Alison M. Jones: Press


COLUMBIA TOUR: New York photographer Alison Jones (top left) is spending four weeks travelling the length of the Columbia River. She visited Trail Monday.

Photographer shooting
length of the Columbia

By Raymond Masleck, Trail Daily Times staff
(Reprinted from Trail Daily Times, Tuesday, June 19, 2007)
 

WHAT do the Nile and Columbia Rivers have in common besides big dams and regional dominance? Transborder issues for one: the Columbia flows through two countries, and nine African nations have a stake in the Nile.

But disagreements over water were a small part of what convinced freelance photographer Alison Jones to travel from her home in New York City to the headwaters of the Columbia, from where she is photographing her way to the Pacific Ocean. After 20 years of extended photo shoots in Africa, she is enthralled by the great rivers of the world.

“When you see that continent from the air, you realize the ribbon of life is (found on) the rivers and lake shores,” she said during a stop in Trail Monday. “My 20 years photographing Africa have all been about life on the water because once you are away from the source of water, there is no life.”

That observation gave rise to a project started in 2004, “No Water No Life,” which involves documenting and publicizing the health of rivers in Africa and North America. After the Columbia, she plans to look at the Mississippi and possibly the Colorado Rivers, as well as the lesser-known Raritan, whose headwaters are near her childhood home in northwestern New Jersey.

Alison Jones’ photographic mission began at the headwaters of the Columbia in the East Kootenay’s Rocky Mountain Trench. Photo © Alison M. Jones.

“Water is a global issue. Perhaps Africa personifies the issue and brings it to the fore in a more dramatic way, but (watershed degradation) is an issue everywhere.”

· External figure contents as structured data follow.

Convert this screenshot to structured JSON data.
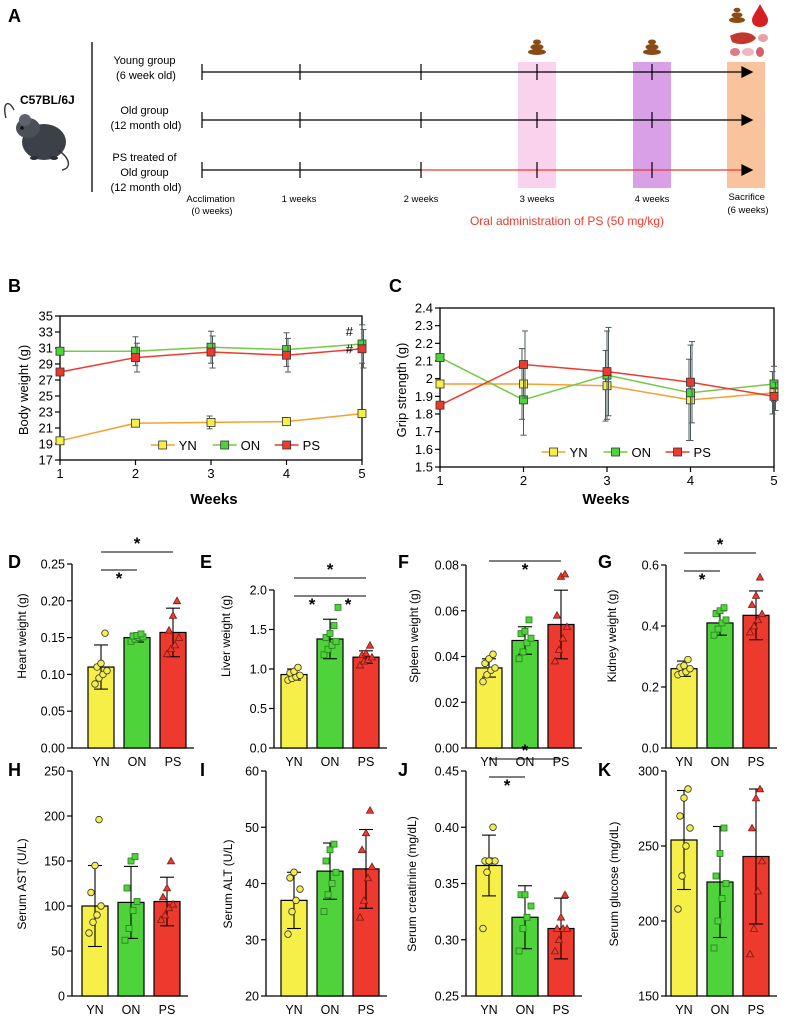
{
  "colors": {
    "yn": "#f5ef48",
    "on": "#4ed43a",
    "ps": "#ee3a2e",
    "ps_line": "#ee3a2e",
    "yn_line": "#f5a12f",
    "on_line": "#74c947",
    "wk3_band": "#f9d2ee",
    "wk4_band": "#d9a0e8",
    "sac_band": "#f9c49d"
  },
  "panel_a": {
    "letter": "A",
    "strain": "C57BL/6J",
    "groups": [
      {
        "line1": "Young group",
        "line2": "(6 week old)"
      },
      {
        "line1": "Old group",
        "line2": "(12 month old)"
      },
      {
        "line1": "PS treated of",
        "line2": "Old group",
        "line3": "(12 month old)"
      }
    ],
    "timepoints": [
      {
        "line1": "Acclimation",
        "line2": "(0 weeks)"
      },
      {
        "line1": "1 weeks",
        "line2": ""
      },
      {
        "line1": "2 weeks",
        "line2": ""
      },
      {
        "line1": "3 weeks",
        "line2": ""
      },
      {
        "line1": "4 weeks",
        "line2": ""
      },
      {
        "line1": "Sacrifice",
        "line2": "(6 weeks)"
      }
    ],
    "treatment_label": "Oral administration of PS (50 mg/kg)"
  },
  "chart_data": [
    {
      "panel": "B",
      "type": "line",
      "title": "",
      "xlabel": "Weeks",
      "ylabel": "Body weight (g)",
      "x": [
        1,
        2,
        3,
        4,
        5
      ],
      "xlim": [
        1,
        5
      ],
      "ylim": [
        17,
        35
      ],
      "yticks": [
        "17",
        "19",
        "21",
        "23",
        "25",
        "27",
        "29",
        "31",
        "33",
        "35"
      ],
      "series": [
        {
          "name": "YN",
          "values": [
            19.4,
            21.6,
            21.7,
            21.8,
            22.8
          ],
          "errors": [
            0.4,
            0.4,
            0.8,
            0.5,
            0.5
          ]
        },
        {
          "name": "ON",
          "values": [
            30.6,
            30.6,
            31.1,
            30.8,
            31.5
          ],
          "errors": [
            0.3,
            1.8,
            2.0,
            2.1,
            2.4
          ]
        },
        {
          "name": "PS",
          "values": [
            28.0,
            29.8,
            30.5,
            30.1,
            30.9
          ],
          "errors": [
            0.3,
            1.8,
            2.0,
            2.1,
            2.4
          ]
        }
      ],
      "annotations": [
        "#",
        "#"
      ],
      "legend": "bottom"
    },
    {
      "panel": "C",
      "type": "line",
      "title": "",
      "xlabel": "Weeks",
      "ylabel": "Grip strength (g)",
      "x": [
        1,
        2,
        3,
        4,
        5
      ],
      "xlim": [
        1,
        5
      ],
      "ylim": [
        1.5,
        2.4
      ],
      "yticks": [
        "1.5",
        "1.6",
        "1.7",
        "1.8",
        "1.9",
        "2",
        "2.1",
        "2.2",
        "2.3",
        "2.4"
      ],
      "series": [
        {
          "name": "YN",
          "values": [
            1.97,
            1.97,
            1.96,
            1.88,
            1.92
          ],
          "errors": [
            0.0,
            0.2,
            0.2,
            0.23,
            0.12
          ]
        },
        {
          "name": "ON",
          "values": [
            2.12,
            1.88,
            2.02,
            1.92,
            1.97
          ],
          "errors": [
            0.0,
            0.2,
            0.25,
            0.27,
            0.1
          ]
        },
        {
          "name": "PS",
          "values": [
            1.85,
            2.08,
            2.04,
            1.98,
            1.9
          ],
          "errors": [
            0.0,
            0.19,
            0.25,
            0.23,
            0.08
          ]
        }
      ],
      "legend": "bottom"
    },
    {
      "panel": "D",
      "type": "bar",
      "ylabel": "Heart weight (g)",
      "categories": [
        "YN",
        "ON",
        "PS"
      ],
      "ylim": [
        0,
        0.25
      ],
      "yticks": [
        "0.00",
        "0.05",
        "0.10",
        "0.15",
        "0.20",
        "0.25"
      ],
      "values": [
        0.11,
        0.15,
        0.157
      ],
      "errors": [
        0.03,
        0.006,
        0.033
      ],
      "points": [
        [
          0.087,
          0.095,
          0.1,
          0.105,
          0.11,
          0.115,
          0.156
        ],
        [
          0.145,
          0.148,
          0.15,
          0.151,
          0.152,
          0.153,
          0.155
        ],
        [
          0.128,
          0.135,
          0.14,
          0.15,
          0.16,
          0.18,
          0.2
        ]
      ],
      "significance": [
        {
          "from": 0,
          "to": 1,
          "label": "*"
        },
        {
          "from": 0,
          "to": 2,
          "label": "*"
        }
      ]
    },
    {
      "panel": "E",
      "type": "bar",
      "ylabel": "Liver weight (g)",
      "categories": [
        "YN",
        "ON",
        "PS"
      ],
      "ylim": [
        0,
        2.0
      ],
      "yticks": [
        "0.0",
        "0.5",
        "1.0",
        "1.5",
        "2.0"
      ],
      "values": [
        0.93,
        1.38,
        1.15
      ],
      "errors": [
        0.07,
        0.25,
        0.08
      ],
      "points": [
        [
          0.86,
          0.88,
          0.9,
          0.92,
          0.95,
          0.97,
          1.02
        ],
        [
          1.18,
          1.25,
          1.3,
          1.35,
          1.4,
          1.45,
          1.55,
          1.78
        ],
        [
          1.05,
          1.1,
          1.12,
          1.15,
          1.18,
          1.2,
          1.3
        ]
      ],
      "significance": [
        {
          "from": 0,
          "to": 1,
          "label": "*"
        },
        {
          "from": 1,
          "to": 2,
          "label": "*"
        },
        {
          "from": 0,
          "to": 2,
          "label": "*"
        }
      ]
    },
    {
      "panel": "F",
      "type": "bar",
      "ylabel": "Spleen weight (g)",
      "categories": [
        "YN",
        "ON",
        "PS"
      ],
      "ylim": [
        0,
        0.08
      ],
      "yticks": [
        "0.00",
        "0.02",
        "0.04",
        "0.06",
        "0.08"
      ],
      "values": [
        0.035,
        0.047,
        0.054
      ],
      "errors": [
        0.004,
        0.006,
        0.015
      ],
      "points": [
        [
          0.029,
          0.032,
          0.034,
          0.035,
          0.037,
          0.039,
          0.041
        ],
        [
          0.039,
          0.042,
          0.046,
          0.048,
          0.05,
          0.051,
          0.056
        ],
        [
          0.038,
          0.043,
          0.048,
          0.053,
          0.058,
          0.075,
          0.076
        ]
      ],
      "significance": [
        {
          "from": 0,
          "to": 2,
          "label": "*"
        }
      ]
    },
    {
      "panel": "G",
      "type": "bar",
      "ylabel": "Kidney weight (g)",
      "categories": [
        "YN",
        "ON",
        "PS"
      ],
      "ylim": [
        0,
        0.6
      ],
      "yticks": [
        "0.0",
        "0.2",
        "0.4",
        "0.6"
      ],
      "values": [
        0.26,
        0.41,
        0.435
      ],
      "errors": [
        0.025,
        0.04,
        0.08
      ],
      "points": [
        [
          0.24,
          0.245,
          0.25,
          0.26,
          0.265,
          0.27,
          0.29
        ],
        [
          0.37,
          0.39,
          0.41,
          0.42,
          0.44,
          0.45,
          0.46
        ],
        [
          0.38,
          0.4,
          0.42,
          0.44,
          0.47,
          0.5,
          0.56
        ]
      ],
      "significance": [
        {
          "from": 0,
          "to": 1,
          "label": "*"
        },
        {
          "from": 0,
          "to": 2,
          "label": "*"
        }
      ]
    },
    {
      "panel": "H",
      "type": "bar",
      "ylabel": "Serum AST (U/L)",
      "categories": [
        "YN",
        "ON",
        "PS"
      ],
      "ylim": [
        0,
        250
      ],
      "yticks": [
        "0",
        "50",
        "100",
        "150",
        "200",
        "250"
      ],
      "values": [
        100,
        104,
        105
      ],
      "errors": [
        45,
        40,
        27
      ],
      "points": [
        [
          70,
          82,
          90,
          100,
          115,
          145,
          196
        ],
        [
          62,
          75,
          95,
          105,
          120,
          150,
          155
        ],
        [
          85,
          90,
          98,
          102,
          110,
          120,
          150
        ]
      ],
      "significance": []
    },
    {
      "panel": "I",
      "type": "bar",
      "ylabel": "Serum ALT (U/L)",
      "categories": [
        "YN",
        "ON",
        "PS"
      ],
      "ylim": [
        20,
        60
      ],
      "yticks": [
        "20",
        "30",
        "40",
        "50",
        "60"
      ],
      "values": [
        37,
        42.2,
        42.6
      ],
      "errors": [
        5,
        5,
        7
      ],
      "points": [
        [
          31,
          35,
          37,
          39,
          41,
          42
        ],
        [
          35,
          38,
          40,
          42,
          44,
          46,
          47
        ],
        [
          34,
          37,
          41,
          43,
          46,
          49,
          53
        ]
      ],
      "significance": []
    },
    {
      "panel": "J",
      "type": "bar",
      "ylabel": "Serum creatinine (mg/dL)",
      "categories": [
        "YN",
        "ON",
        "PS"
      ],
      "ylim": [
        0.25,
        0.45
      ],
      "yticks": [
        "0.25",
        "0.30",
        "0.35",
        "0.40",
        "0.45"
      ],
      "values": [
        0.366,
        0.32,
        0.31
      ],
      "errors": [
        0.027,
        0.028,
        0.027
      ],
      "points": [
        [
          0.31,
          0.36,
          0.37,
          0.37,
          0.37,
          0.37,
          0.4
        ],
        [
          0.29,
          0.31,
          0.32,
          0.33,
          0.34,
          0.34
        ],
        [
          0.29,
          0.3,
          0.31,
          0.31,
          0.31,
          0.32,
          0.34
        ]
      ],
      "significance": [
        {
          "from": 0,
          "to": 1,
          "label": "*"
        },
        {
          "from": 0,
          "to": 2,
          "label": "*"
        }
      ]
    },
    {
      "panel": "K",
      "type": "bar",
      "ylabel": "Serum glucose (mg/dL)",
      "categories": [
        "YN",
        "ON",
        "PS"
      ],
      "ylim": [
        150,
        300
      ],
      "yticks": [
        "150",
        "200",
        "250",
        "300"
      ],
      "values": [
        254,
        226,
        243
      ],
      "errors": [
        33,
        37,
        45
      ],
      "points": [
        [
          208,
          230,
          250,
          262,
          270,
          282,
          288
        ],
        [
          182,
          200,
          215,
          225,
          230,
          245,
          262
        ],
        [
          178,
          195,
          220,
          240,
          262,
          282,
          288
        ]
      ],
      "significance": []
    }
  ]
}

She is too early along in her work on the Columbia to have formed any opinions, and it isn’t her intention to sift through complex issues involved in watershed ecology and make pronouncements.

So far, she has been struck by the beauty of the Canadian segment of the river and particularly the ruggedness of the mountains and forests it flows through, sometimes painfully. Hiking up the steep, boggy slopes of the Interior’s wet belt with a full pack of photography equipment has thrown her back out.

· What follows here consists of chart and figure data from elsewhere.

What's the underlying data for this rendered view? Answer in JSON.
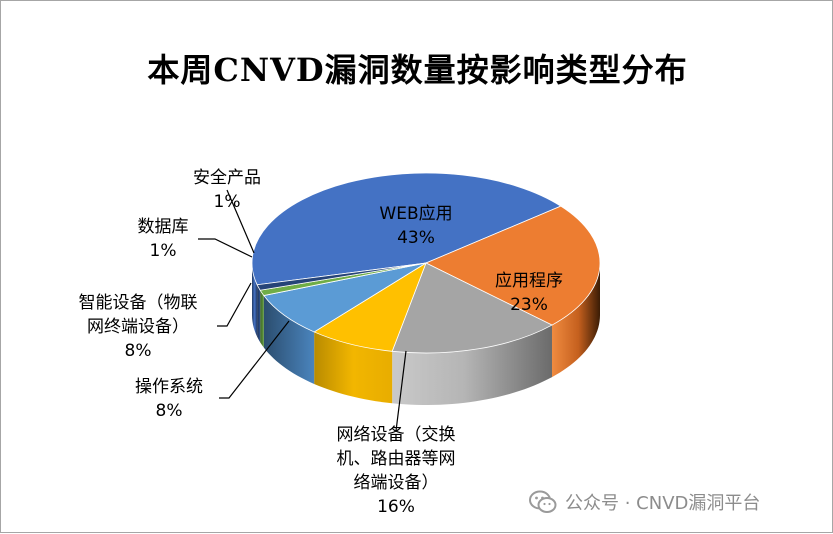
{
  "chart_data": {
    "type": "pie",
    "title": "本周CNVD漏洞数量按影响类型分布",
    "slices": [
      {
        "name": "WEB应用",
        "value": 43,
        "label": "43%",
        "color": "#4472c4"
      },
      {
        "name": "应用程序",
        "value": 23,
        "label": "23%",
        "color": "#ed7d31"
      },
      {
        "name": "网络设备（交换机、路由器等网络端设备）",
        "value": 16,
        "label": "16%",
        "color": "#a5a5a5"
      },
      {
        "name": "操作系统",
        "value": 8,
        "label": "8%",
        "color": "#ffc000"
      },
      {
        "name": "智能设备（物联网终端设备）",
        "value": 8,
        "label": "8%",
        "color": "#5b9bd5"
      },
      {
        "name": "数据库",
        "value": 1,
        "label": "1%",
        "color": "#70ad47"
      },
      {
        "name": "安全产品",
        "value": 1,
        "label": "1%",
        "color": "#264478"
      }
    ]
  },
  "labels": {
    "web": {
      "line1": "WEB应用",
      "pct": "43%"
    },
    "app": {
      "line1": "应用程序",
      "pct": "23%"
    },
    "net": {
      "line1": "网络设备（交换",
      "line2": "机、路由器等网",
      "line3": "络端设备）",
      "pct": "16%"
    },
    "os": {
      "line1": "操作系统",
      "pct": "8%"
    },
    "iot": {
      "line1": "智能设备（物联",
      "line2": "网终端设备）",
      "pct": "8%"
    },
    "db": {
      "line1": "数据库",
      "pct": "1%"
    },
    "sec": {
      "line1": "安全产品",
      "pct": "1%"
    }
  },
  "watermark": {
    "text": "公众号 · CNVD漏洞平台",
    "icon": "wechat-icon"
  }
}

While studying the impacts of industrialization, dam construction, and global warming on the Columbia and other waterways is the job of scientists, Jones wants to use her work to spread theirs beyond academic journals and government filing cabinets.

“Scientists do years of field work and research and produce a report, and nobody really looks at it,” said Jones, who is part of a group called the International League of Conservation Photographers.

“We are trying to use the science and use the community experience and data to broaden the debate through photography.”

With the help of two ecology professors and two graduate students at Columbia University, and various foundation grants, Jones has developed a website to publicize the project, and also spreads the message through exhibitions and lectures. Other materials under consideration, depending on funding, include classroom guides and a coffee-table book.

Photos from her Columbia trip should start being posted to the website (nowater-nolife.org) in the next few days, and Jones is already planning follow-up photo shoots to the Columbia Basin.


This article is reprinted from the Trail Daily Times, Trail, British Columbia, Canada, Tuesday, June 19, 2007, front page.